A temperature gauge at the Oakland Museum hit 73, surpassing the former record of 71 set in 2014.
To the south of the Bay Area, the Salinas Airport recorded a high of 85, beating the record of 83 set in 1956.
Dec. 1, 9:30 a.m. The San Francisco Bay Area is expected to see record-breaking temperatures Wednesday afternoon as a ridge of high pressure over the state deflects storm activity to the north, the National Weather Service said.
“To hear we’re approaching record-high temps in the 70s may be strange as usually we’re talking about record temperatures in the 90s, but it is December 1,” said Gerry Diaz, a meteorologist with the weather service’s Monterey office. “We do expect to approach a few record high temperatures.”
Temperatures have been running up to 10 degrees above normal this week, and they’re expected to peak Wednesday afternoon with widespread 70s in the Bay Area and temperatures in the 80s to the south of the region.
Oakland hit a high of 73 degrees Tuesday, while Sonoma and Half Moon Bay hit 71 degrees, and San Francisco and San Rafael hit 70, the weather service said. To the south of the Bay Area, Pinnacles National Park was a balmy 84.
Here are forecast highs for the Bay Area on Wednesday:
San Francisco: up to 72 degrees
Oakland: 74 degrees
Santa Rosa: up to 76 degrees
San Jose: up to 77 degrees
To the south of the Bay Area, southern Monterey County and the Santa Lucia Range in Big Sur could see temperatures in the 80s.

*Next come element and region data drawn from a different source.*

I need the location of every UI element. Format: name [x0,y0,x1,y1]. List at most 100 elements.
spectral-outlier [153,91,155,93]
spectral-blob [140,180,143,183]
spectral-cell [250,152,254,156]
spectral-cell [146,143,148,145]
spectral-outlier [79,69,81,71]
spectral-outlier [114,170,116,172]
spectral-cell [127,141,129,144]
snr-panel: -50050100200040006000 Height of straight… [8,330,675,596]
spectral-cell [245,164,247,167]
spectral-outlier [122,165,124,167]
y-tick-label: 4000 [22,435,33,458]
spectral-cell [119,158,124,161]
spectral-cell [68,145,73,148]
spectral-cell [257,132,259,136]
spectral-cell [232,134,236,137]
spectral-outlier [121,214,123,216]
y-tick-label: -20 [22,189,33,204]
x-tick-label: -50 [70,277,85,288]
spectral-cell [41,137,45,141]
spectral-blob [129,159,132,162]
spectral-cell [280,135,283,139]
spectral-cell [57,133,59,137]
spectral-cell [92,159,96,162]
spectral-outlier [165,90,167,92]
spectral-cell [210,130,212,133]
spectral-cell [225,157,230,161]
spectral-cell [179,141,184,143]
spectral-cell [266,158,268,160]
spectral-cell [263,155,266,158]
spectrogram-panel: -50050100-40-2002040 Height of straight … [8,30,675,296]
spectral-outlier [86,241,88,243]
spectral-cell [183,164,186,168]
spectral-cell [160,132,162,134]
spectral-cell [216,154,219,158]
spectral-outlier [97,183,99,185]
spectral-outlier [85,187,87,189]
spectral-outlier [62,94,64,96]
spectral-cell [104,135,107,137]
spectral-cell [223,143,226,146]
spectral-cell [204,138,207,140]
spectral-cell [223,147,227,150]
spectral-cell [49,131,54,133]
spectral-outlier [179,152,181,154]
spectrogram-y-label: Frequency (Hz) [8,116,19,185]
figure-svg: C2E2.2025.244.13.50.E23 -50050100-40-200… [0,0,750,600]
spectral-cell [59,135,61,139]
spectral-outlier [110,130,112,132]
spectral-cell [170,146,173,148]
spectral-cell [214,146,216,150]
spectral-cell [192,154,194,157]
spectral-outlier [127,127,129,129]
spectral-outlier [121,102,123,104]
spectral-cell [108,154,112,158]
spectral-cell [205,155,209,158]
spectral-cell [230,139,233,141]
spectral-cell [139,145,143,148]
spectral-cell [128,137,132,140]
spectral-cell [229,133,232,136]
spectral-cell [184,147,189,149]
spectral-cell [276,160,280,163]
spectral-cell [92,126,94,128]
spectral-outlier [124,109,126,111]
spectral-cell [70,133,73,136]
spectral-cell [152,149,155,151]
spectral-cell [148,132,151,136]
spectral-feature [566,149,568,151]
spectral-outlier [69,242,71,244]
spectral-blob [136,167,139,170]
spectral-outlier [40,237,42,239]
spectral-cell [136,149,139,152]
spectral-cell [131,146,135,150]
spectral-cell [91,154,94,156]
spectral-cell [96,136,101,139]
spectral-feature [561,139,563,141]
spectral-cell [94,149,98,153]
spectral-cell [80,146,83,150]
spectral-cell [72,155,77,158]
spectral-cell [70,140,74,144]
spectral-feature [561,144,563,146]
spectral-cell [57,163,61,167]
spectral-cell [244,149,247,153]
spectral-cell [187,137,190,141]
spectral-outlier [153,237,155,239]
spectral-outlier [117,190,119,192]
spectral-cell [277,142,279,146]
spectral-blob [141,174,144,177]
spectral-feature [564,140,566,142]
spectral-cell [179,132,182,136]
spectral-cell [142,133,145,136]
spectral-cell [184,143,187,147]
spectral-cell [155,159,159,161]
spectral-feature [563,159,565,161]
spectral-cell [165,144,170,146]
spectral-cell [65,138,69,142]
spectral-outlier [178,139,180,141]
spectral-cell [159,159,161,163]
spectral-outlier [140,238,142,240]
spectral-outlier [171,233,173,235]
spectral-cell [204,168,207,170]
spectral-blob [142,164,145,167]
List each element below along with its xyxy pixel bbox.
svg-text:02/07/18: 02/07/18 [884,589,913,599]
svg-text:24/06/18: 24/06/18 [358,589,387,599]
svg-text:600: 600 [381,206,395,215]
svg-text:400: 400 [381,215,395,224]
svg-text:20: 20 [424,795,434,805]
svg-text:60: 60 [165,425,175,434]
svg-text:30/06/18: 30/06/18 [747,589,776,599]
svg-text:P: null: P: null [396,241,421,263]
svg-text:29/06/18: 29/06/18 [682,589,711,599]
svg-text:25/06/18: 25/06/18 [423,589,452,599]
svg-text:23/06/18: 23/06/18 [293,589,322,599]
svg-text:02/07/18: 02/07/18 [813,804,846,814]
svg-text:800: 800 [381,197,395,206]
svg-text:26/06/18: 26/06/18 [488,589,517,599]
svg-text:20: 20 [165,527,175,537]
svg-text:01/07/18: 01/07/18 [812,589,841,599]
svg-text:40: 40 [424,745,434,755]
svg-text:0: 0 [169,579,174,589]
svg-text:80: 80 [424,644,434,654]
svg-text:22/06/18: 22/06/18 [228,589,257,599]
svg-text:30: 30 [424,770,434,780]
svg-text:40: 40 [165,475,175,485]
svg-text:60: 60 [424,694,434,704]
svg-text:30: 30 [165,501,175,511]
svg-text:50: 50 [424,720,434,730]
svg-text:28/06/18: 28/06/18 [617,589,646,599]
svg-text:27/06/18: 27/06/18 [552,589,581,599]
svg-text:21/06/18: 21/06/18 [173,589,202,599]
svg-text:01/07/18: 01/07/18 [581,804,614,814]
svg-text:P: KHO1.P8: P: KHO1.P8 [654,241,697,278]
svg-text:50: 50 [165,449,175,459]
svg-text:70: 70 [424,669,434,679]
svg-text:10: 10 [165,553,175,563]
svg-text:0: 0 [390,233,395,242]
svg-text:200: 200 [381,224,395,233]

“Even this morning on the Big Sur coast, we’ve seen some stations start the day at 76,” Diaz said. “To start the day at 76 that’s a sign we’re going to get into the 80s. If this were a summer setup, we’d very easily be getting into the 90s.”
Diaz explained that with the sun starting to go down at 4:30 p.m., there’s less daylight and solar warming, preventing temperatures from getting too hot.
“If this high pressure were set up earlier in the season, we’d be talking about much higher temps but because we’re so close to the solstice and days are shorter it’s not as warm as it could be if this occurred earlier in the year,” he said
The high pressure is keeping conditions dry and the Bay Area hasn’t seen significant rain since Nov. 9. There’s a weak signal for rain on Monday, but on Wednesday morning, weather models showed that only the North Bay may get some sprinkles.
“As we look at models it’s trending away from rain in our region,” said, Diaz, adding that there’s a more promising outlook for rain in a week and a half.